If SAINT helps you, your QEEG might show:
- A cleaner alpha peak, potentially slightly faster
- Less messy low-frequency excess (delta/theta) and a bit more organized alpha
But again, this is group-level “on average” behavior, not a personal guarantee.
4. Connectivity & complexity: the stuff you wish was standardized
A few EEG / MEG and rTMS papers report, in responders:
- Changes in resting-state connectivity, especially involving left DLPFC and default mode / limbic regions
- Increases in certain gamma or higher-frequency activity in stimulated prefrontal areas
- Changes in graph metrics / complexity / entropy measures after iTBS or rTMS.
In QEEG-vendor language, that might show up as:
- Slightly more “normalized” connectivity maps (less hyper- or hypo-connectivity)
- Less “disconnection” between frontal and limbic-proxy regions (depending on how silly the software is)
Reality check:
- Different systems compute “connectivity” and “coherence” completely differently
- Most of that research uses custom pipelines, not the canned clinic software
So don’t expect your BrainMaster / NeuroGuide / whatever to produce the same metrics those papers use.
5. What should not be your expectation
You should not expect:
- A perfect all-green “normative” brain map after SAINT
- Normative databases are noisy
- You can be high-functioning and still have tons of red Z-scores
- A simple rule like “if FAA is still abnormal, SAINT failed”

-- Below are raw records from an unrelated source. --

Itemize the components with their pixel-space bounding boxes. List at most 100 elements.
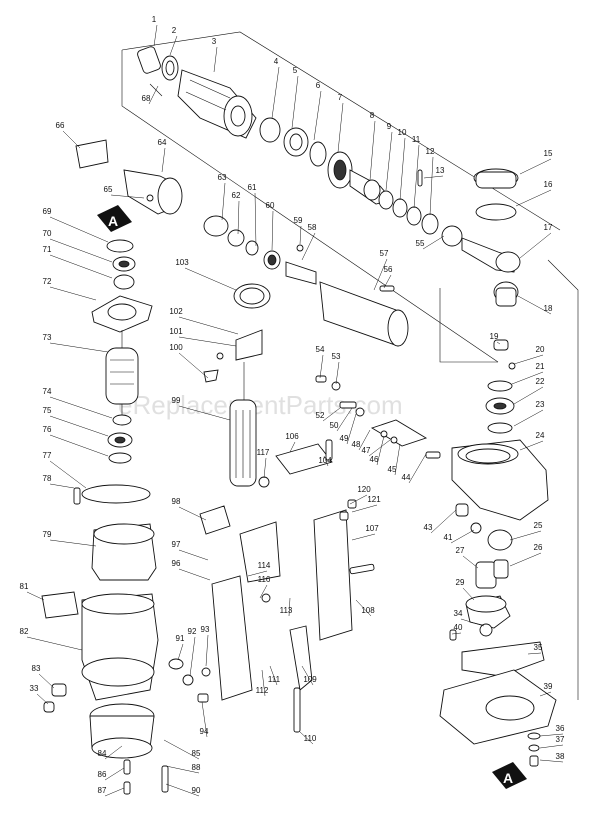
leader-line <box>178 506 207 521</box>
leader-line <box>383 274 392 289</box>
side-handle-parts <box>203 283 271 488</box>
leader-line <box>460 618 485 627</box>
leader-line <box>205 634 209 667</box>
part-number-label: 68 <box>142 94 151 103</box>
leader-line <box>49 254 113 279</box>
leader-line <box>178 316 239 335</box>
leader-line <box>291 75 299 129</box>
part-number-label: 74 <box>43 387 52 396</box>
part-number-label: 43 <box>424 523 433 532</box>
part-number-label: 39 <box>544 682 553 691</box>
part-number-label: 50 <box>330 421 339 430</box>
barrel-parts <box>203 215 409 347</box>
leader-line <box>148 85 159 105</box>
leader-line <box>177 643 184 661</box>
leader-line <box>355 599 372 617</box>
part-number-label: 62 <box>232 191 241 200</box>
middle-fasteners <box>315 375 441 521</box>
leader-line <box>513 409 544 427</box>
part-number-label: 49 <box>340 434 349 443</box>
part-number-label: 70 <box>43 229 52 238</box>
leader-lines <box>26 24 564 797</box>
marker-label: A <box>108 213 118 229</box>
part-number-label: 81 <box>20 582 29 591</box>
leader-line <box>259 584 268 599</box>
part-number-labels: 1234567891011121315161718192021222324252… <box>20 15 565 795</box>
leader-line <box>221 182 226 221</box>
part-number-label: 35 <box>534 643 543 652</box>
part-number-label: 46 <box>370 455 379 464</box>
leader-line <box>178 549 209 561</box>
part-number-label: 54 <box>316 345 325 354</box>
leader-line <box>368 439 391 457</box>
part-number-label: 29 <box>456 578 465 587</box>
leader-line <box>49 434 109 457</box>
part-number-label: 1 <box>152 15 157 24</box>
leader-line <box>511 371 544 385</box>
leader-line <box>178 568 211 581</box>
part-number-label: 103 <box>175 258 189 267</box>
part-number-label: 26 <box>534 543 543 552</box>
part-number-label: 88 <box>192 763 201 772</box>
part-number-label: 110 <box>304 734 317 743</box>
part-number-label: 104 <box>318 456 332 465</box>
marker-label: A <box>503 770 513 786</box>
part-number-label: 120 <box>357 485 371 494</box>
leader-line <box>104 787 125 797</box>
part-number-label: 116 <box>258 575 271 584</box>
leader-line <box>301 665 314 686</box>
leader-line <box>38 673 55 689</box>
armature-stack <box>73 239 153 505</box>
part-number-label: 55 <box>416 239 425 248</box>
leader-line <box>49 238 113 263</box>
leader-line <box>288 597 291 617</box>
leader-line <box>496 341 501 345</box>
part-number-label: 25 <box>534 521 543 530</box>
part-number-label: 40 <box>454 623 463 632</box>
leader-line <box>519 440 544 451</box>
leader-line <box>373 258 388 291</box>
part-number-label: 99 <box>172 396 181 405</box>
leader-line <box>299 225 302 245</box>
leader-line <box>110 194 145 199</box>
part-number-label: 16 <box>544 180 553 189</box>
part-number-label: 69 <box>43 207 52 216</box>
leader-line <box>429 156 434 216</box>
leader-line <box>169 35 178 56</box>
part-number-label: 60 <box>266 201 275 210</box>
part-number-label: 87 <box>98 786 107 795</box>
leader-line <box>261 669 266 697</box>
leader-line <box>313 90 322 141</box>
leader-line <box>299 731 314 745</box>
leader-line <box>153 24 158 47</box>
leader-line <box>104 767 125 781</box>
part-number-label: 79 <box>43 530 52 539</box>
part-number-label: 94 <box>200 727 209 736</box>
leader-line <box>336 407 353 432</box>
part-number-label: 64 <box>158 138 167 147</box>
leader-line <box>539 691 552 697</box>
part-number-label: 91 <box>176 634 185 643</box>
leader-line <box>335 361 340 385</box>
leader-line <box>254 192 257 247</box>
part-number-label: 71 <box>43 245 52 254</box>
leader-line <box>49 460 87 489</box>
part-number-label: 109 <box>303 675 317 684</box>
leader-line <box>539 733 564 737</box>
part-number-label: 21 <box>536 362 545 371</box>
leader-line <box>49 539 97 547</box>
part-number-label: 85 <box>192 749 201 758</box>
part-number-label: 73 <box>43 333 52 342</box>
leader-line <box>509 552 542 567</box>
part-number-label: 10 <box>398 128 407 137</box>
part-number-label: 117 <box>257 448 270 457</box>
part-number-label: 44 <box>402 473 411 482</box>
part-number-label: 93 <box>201 625 210 634</box>
part-number-label: 100 <box>169 343 183 352</box>
part-number-label: 113 <box>280 606 293 615</box>
part-number-label: 98 <box>172 497 181 506</box>
leader-line <box>178 352 209 379</box>
part-number-label: 37 <box>556 735 565 744</box>
leader-line <box>408 453 427 484</box>
leader-line <box>49 396 113 419</box>
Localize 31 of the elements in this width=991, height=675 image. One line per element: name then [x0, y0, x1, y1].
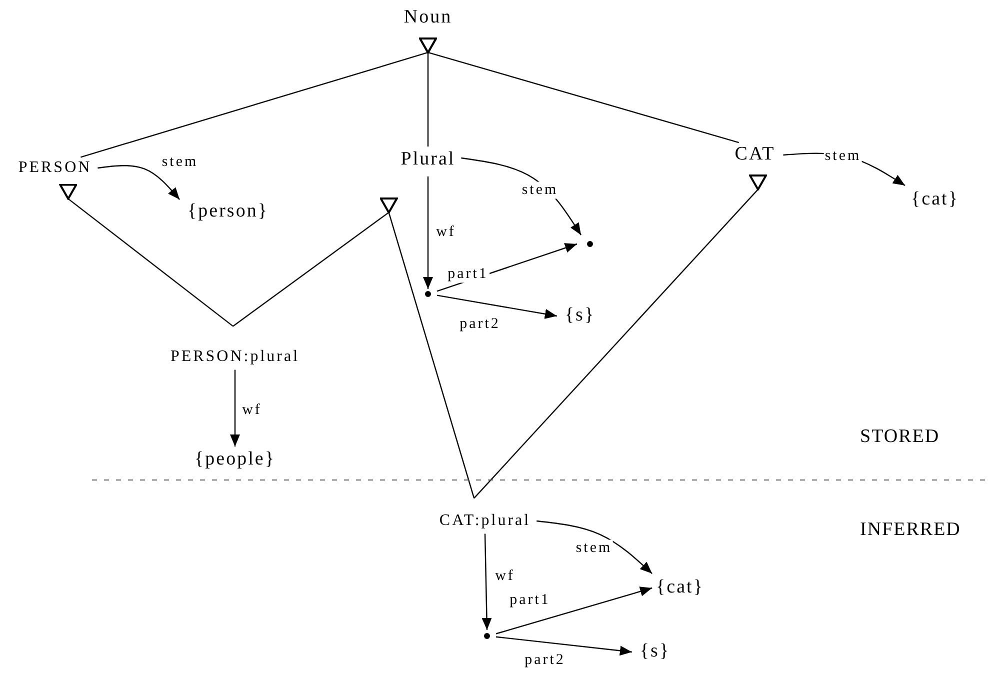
- concept-label: CAT:plural: [439, 512, 531, 530]
- isa-line: [419, 37, 739, 144]
- edge-label: part1: [446, 266, 490, 282]
- arrow: [423, 176, 433, 289]
- concept-label: {cat}: [656, 578, 704, 598]
- isa-line: [474, 174, 767, 499]
- section-label: INFERRED: [860, 519, 961, 541]
- isa-line: [380, 197, 475, 498]
- concept-label: {s}: [564, 306, 596, 326]
- arrow: [496, 636, 632, 656]
- concept-label: Plural: [400, 150, 456, 170]
- arrow: [436, 294, 558, 319]
- arrow: [496, 586, 652, 634]
- concept-label: PERSON:plural: [170, 348, 300, 366]
- concept-label: CAT: [734, 144, 776, 166]
- node-dot: [587, 241, 593, 247]
- node-dot: [425, 291, 431, 297]
- concept-label: {person}: [188, 202, 268, 222]
- edge-label: stem: [520, 182, 560, 198]
- concept-label: {people}: [194, 450, 276, 470]
- concept-label: {s}: [640, 642, 670, 662]
- arrow: [98, 165, 180, 200]
- concept-label: Noun: [404, 8, 452, 28]
- arrow: [536, 520, 652, 574]
- arrow: [482, 534, 492, 630]
- node-dot: [484, 633, 490, 639]
- concept-label: PERSON: [18, 159, 92, 177]
- concept-label: {cat}: [911, 190, 959, 210]
- arrow: [230, 370, 240, 447]
- section-label: STORED: [860, 426, 940, 448]
- isa-line: [59, 184, 234, 327]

- That is not supported by the evidence
- Review papers explicitly say QEEG is not yet reliable enough for strict individual prediction or decision-making.
- That SAINT has a unique, validated QEEG fingerprint
- SAINT trials focused on clinical scores and fMRI connectivity (especially DLPFC ↔ sgACC)

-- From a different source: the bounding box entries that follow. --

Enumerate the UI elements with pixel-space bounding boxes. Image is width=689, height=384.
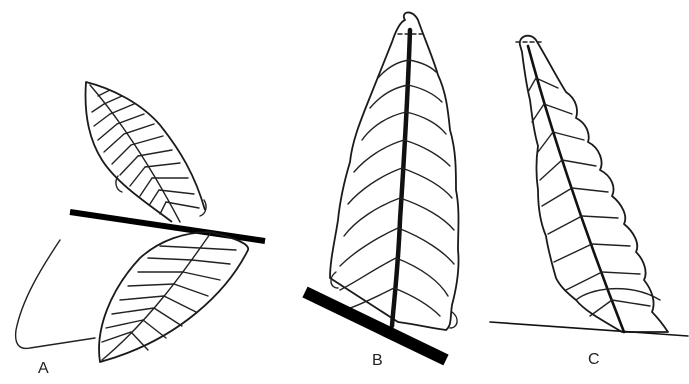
panel-a-upper-veins bbox=[92, 90, 199, 214]
panel-c-drawing bbox=[490, 36, 688, 336]
panel-a-label: A bbox=[38, 360, 49, 378]
panel-b-midrib bbox=[392, 30, 410, 326]
panel-a-drawing bbox=[16, 82, 265, 362]
panel-a-faint-lobe bbox=[16, 240, 95, 348]
panel-c-base-line bbox=[490, 322, 688, 336]
panel-a-hook-1 bbox=[116, 176, 122, 192]
panel-b-label: B bbox=[372, 352, 383, 370]
panel-c-label: C bbox=[588, 351, 600, 369]
panel-c-base-fan bbox=[576, 289, 660, 300]
panel-a-rachis bbox=[70, 212, 265, 241]
panel-b-drawing bbox=[305, 12, 459, 360]
panel-a-lower-veins bbox=[102, 246, 236, 350]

- Any QEEG changes are extrapolated from general rTMS / iTBS depression work, not nailed-down SAINT-specific protocols
So if a clinic says “your SAINT obviously didn’t take because your qEEG still looks like X,” treat that as a billing strategy.

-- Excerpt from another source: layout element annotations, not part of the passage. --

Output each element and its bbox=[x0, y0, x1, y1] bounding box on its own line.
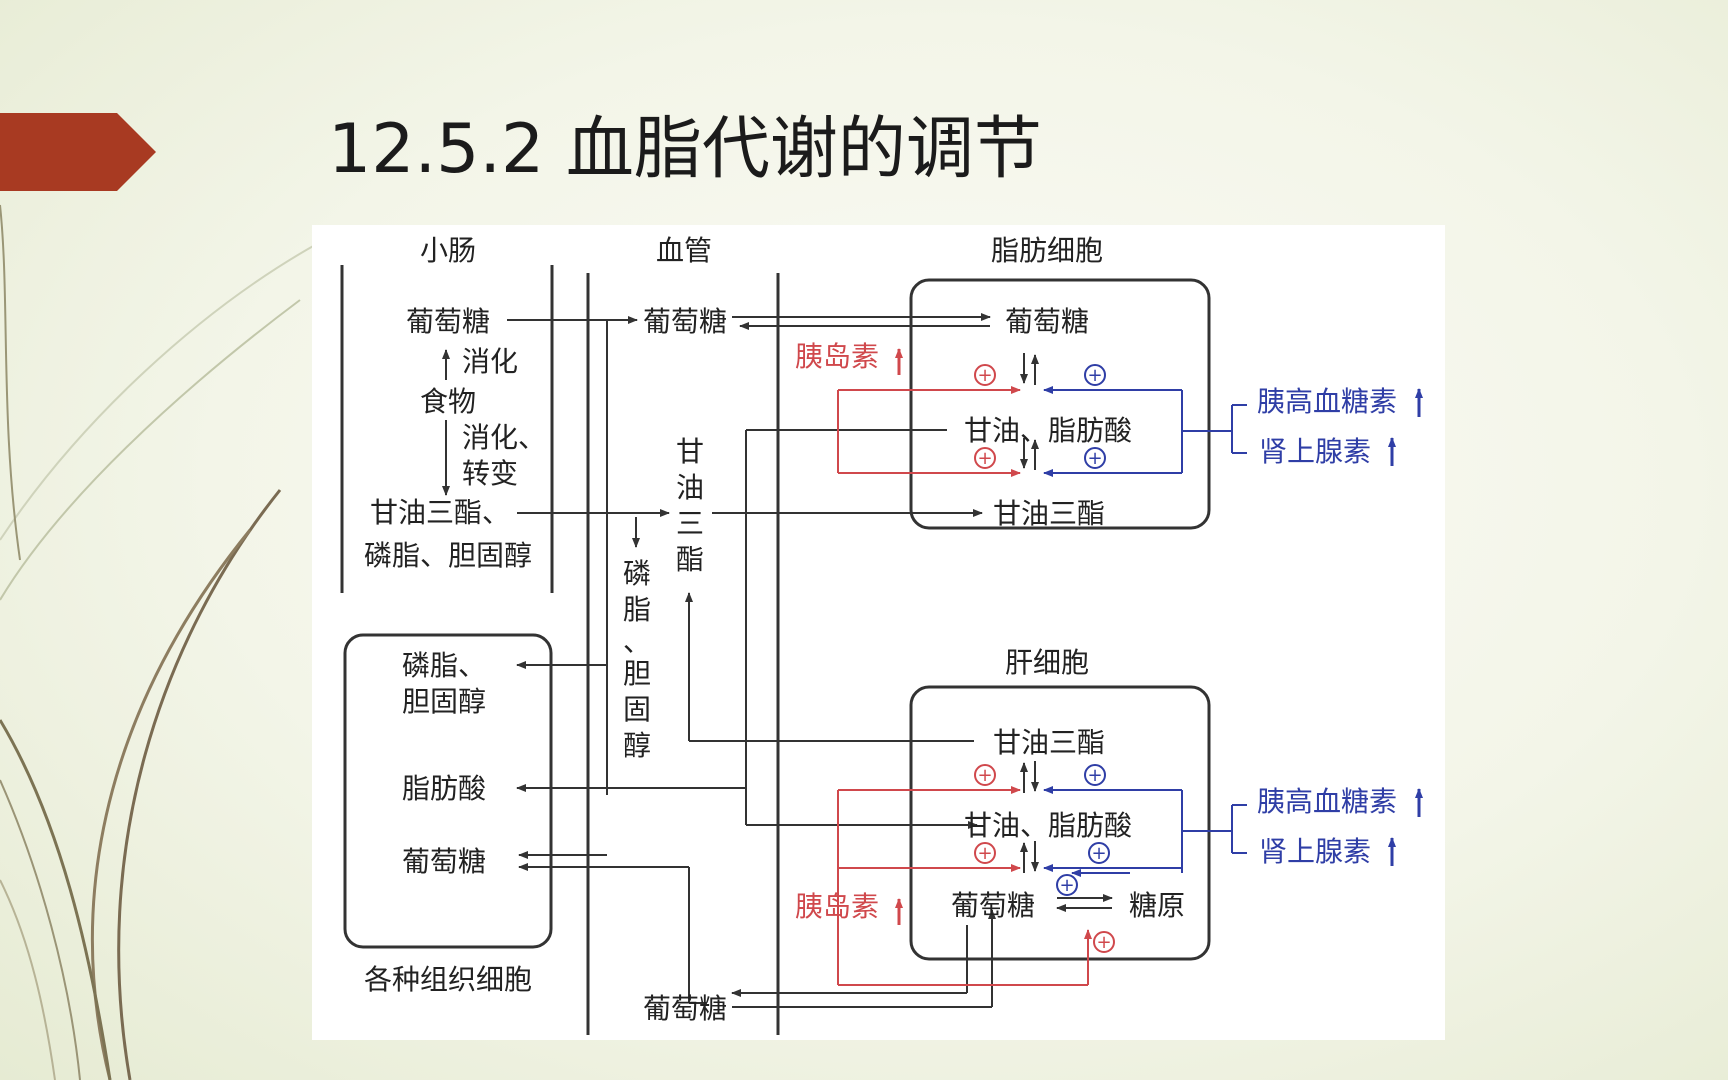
header-blood-vessel: 血管 bbox=[656, 234, 712, 267]
liver-insulin: 胰岛素 bbox=[795, 890, 879, 923]
vessel-pl-char-3: 、 bbox=[623, 625, 651, 658]
header-adipocyte: 脂肪细胞 bbox=[991, 234, 1103, 267]
plus-sign: + bbox=[1096, 932, 1111, 953]
vessel-pl-char-1: 磷 bbox=[623, 557, 651, 590]
adrenaline-label-bottom: 肾上腺素 bbox=[1259, 835, 1371, 868]
adipocyte-glucose: 葡萄糖 bbox=[1005, 305, 1089, 338]
intestine-transform-label: 转变 bbox=[462, 457, 518, 490]
adipocyte-box bbox=[909, 278, 1211, 530]
plus-sign: + bbox=[977, 448, 992, 469]
diagram-canvas: + + + + + + + + + + 小肠 血管 脂肪细胞 肝细胞 各种组织细… bbox=[340, 234, 1423, 1035]
plus-sign: + bbox=[1087, 765, 1102, 786]
intestine-digestion-label-2: 消化、 bbox=[462, 421, 546, 454]
plus-sign: + bbox=[1091, 843, 1106, 864]
plus-sign-labels: + + + + + + + + + + bbox=[977, 365, 1111, 953]
increase-arrows bbox=[895, 348, 1423, 925]
vessel-pl-char-2: 脂 bbox=[623, 593, 651, 626]
adipocyte-insulin: 胰岛素 bbox=[795, 340, 879, 373]
header-small-intestine: 小肠 bbox=[420, 234, 476, 267]
intestine-digestion-label: 消化 bbox=[462, 345, 518, 378]
plus-sign: + bbox=[1087, 365, 1102, 386]
vessel-pl-char-4: 胆 bbox=[623, 657, 651, 690]
adipocyte-glycerol-fatty-acid: 甘油、脂肪酸 bbox=[964, 414, 1132, 447]
adrenaline-label-top: 肾上腺素 bbox=[1259, 435, 1371, 468]
slide-title: 12.5.2 血脂代谢的调节 bbox=[328, 110, 1042, 189]
plus-signs bbox=[974, 364, 1115, 953]
tissue-fatty-acid: 脂肪酸 bbox=[402, 772, 486, 805]
vessel-tg-char-3: 三 bbox=[676, 507, 704, 540]
liver-glucose: 葡萄糖 bbox=[951, 889, 1035, 922]
liver-glycerol-fatty-acid: 甘油、脂肪酸 bbox=[964, 809, 1132, 842]
plus-sign: + bbox=[977, 843, 992, 864]
flow-lines bbox=[442, 313, 1113, 1008]
glucagon-label-top: 胰高血糖素 bbox=[1257, 385, 1397, 418]
lipid-regulation-diagram: + + + + + + + + + + 小肠 血管 脂肪细胞 肝细胞 各种组织细… bbox=[312, 225, 1445, 1040]
tissue-glucose: 葡萄糖 bbox=[402, 845, 486, 878]
header-hepatocyte: 肝细胞 bbox=[1005, 646, 1089, 679]
vessel-tg-char-1: 甘 bbox=[676, 435, 704, 468]
vessel-pl-char-6: 醇 bbox=[623, 729, 651, 762]
title-accent-arrow bbox=[0, 113, 156, 191]
hepatocyte-box bbox=[909, 685, 1211, 961]
glucagon-label-bottom: 胰高血糖素 bbox=[1257, 785, 1397, 818]
vessel-glucose-top: 葡萄糖 bbox=[643, 305, 727, 338]
column-borders bbox=[340, 265, 780, 1035]
vessel-tg-char-2: 油 bbox=[676, 471, 704, 504]
tissue-cholesterol: 胆固醇 bbox=[402, 685, 486, 718]
adipocyte-triglyceride: 甘油三酯 bbox=[993, 497, 1105, 530]
vessel-pl-char-5: 固 bbox=[623, 693, 651, 726]
plus-sign: + bbox=[977, 765, 992, 786]
intestine-triglyceride: 甘油三酯、 bbox=[370, 496, 510, 529]
intestine-food: 食物 bbox=[420, 385, 476, 418]
intestine-glucose: 葡萄糖 bbox=[406, 305, 490, 338]
insulin-stimulation-lines bbox=[837, 386, 1092, 986]
tissue-cells-box bbox=[343, 633, 553, 949]
vessel-tg-char-4: 酯 bbox=[676, 543, 704, 576]
vessel-glucose-bottom: 葡萄糖 bbox=[643, 992, 727, 1025]
intestine-phospholipid-cholesterol: 磷脂、胆固醇 bbox=[364, 539, 532, 572]
plus-sign: + bbox=[977, 365, 992, 386]
liver-triglyceride: 甘油三酯 bbox=[993, 726, 1105, 759]
tissue-phospholipid: 磷脂、 bbox=[402, 649, 486, 682]
plus-sign: + bbox=[1087, 448, 1102, 469]
header-tissue-cells: 各种组织细胞 bbox=[364, 963, 532, 996]
plus-sign: + bbox=[1059, 875, 1074, 896]
hormone-regulation-lines bbox=[1043, 386, 1247, 877]
liver-glycogen: 糖原 bbox=[1129, 889, 1185, 922]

6. How to actually use pre/post QEEG without losing your mind
If you do QEEG before and after SAINT, the sane way to think about it:
- Control for basic factors
- Same time of day
- Same meds / caffeine status
- Eyes closed vs open matched
- Enough artifact rejection (blinks, muscle, etc.)
- Focus on broad patterns, not single features
- Has overall frontal theta dropped a bit?
- Is FAA less extreme?
- Is the alpha peak more stable / clear?
- Let clinical change dominate the interpretation
- If you’re in remission and functioning better, but your QEEG is still “ugly,” you prioritize your life, not the heatmap.
- If you don’t improve clinically, then QEEG is just extra color about mechanism, not proof that more zapping / neurofeedback will fix you.
- Don’t let anyone chase endless “map normalization” sessions when you’re already feeling significantly better. That’s how people turn brain science into a gym membership.
TL;DR
If SAINT works for you, possible QEEG changes (group-level, not guaranteed) include:
- Frontal alpha asymmetry becomes less skewed / more balanced
- Prefrontal theta & theta cordance trend downward
- Alpha peak & power become a bit cleaner / more normalized
- Some connectivity / complexity metrics may shift toward “less depressed” patterns
But:
- There is no canonical SAINT QEEG signature
- QEEG is not a validated “did SAINT work?” test
- Your symptoms and functioning are the real outcome; QEEG is optional fanfic layered on top
You can absolutely use QEEG as a nerdy side quest. Just don’t let the color maps gaslight you if your lived reality is improving.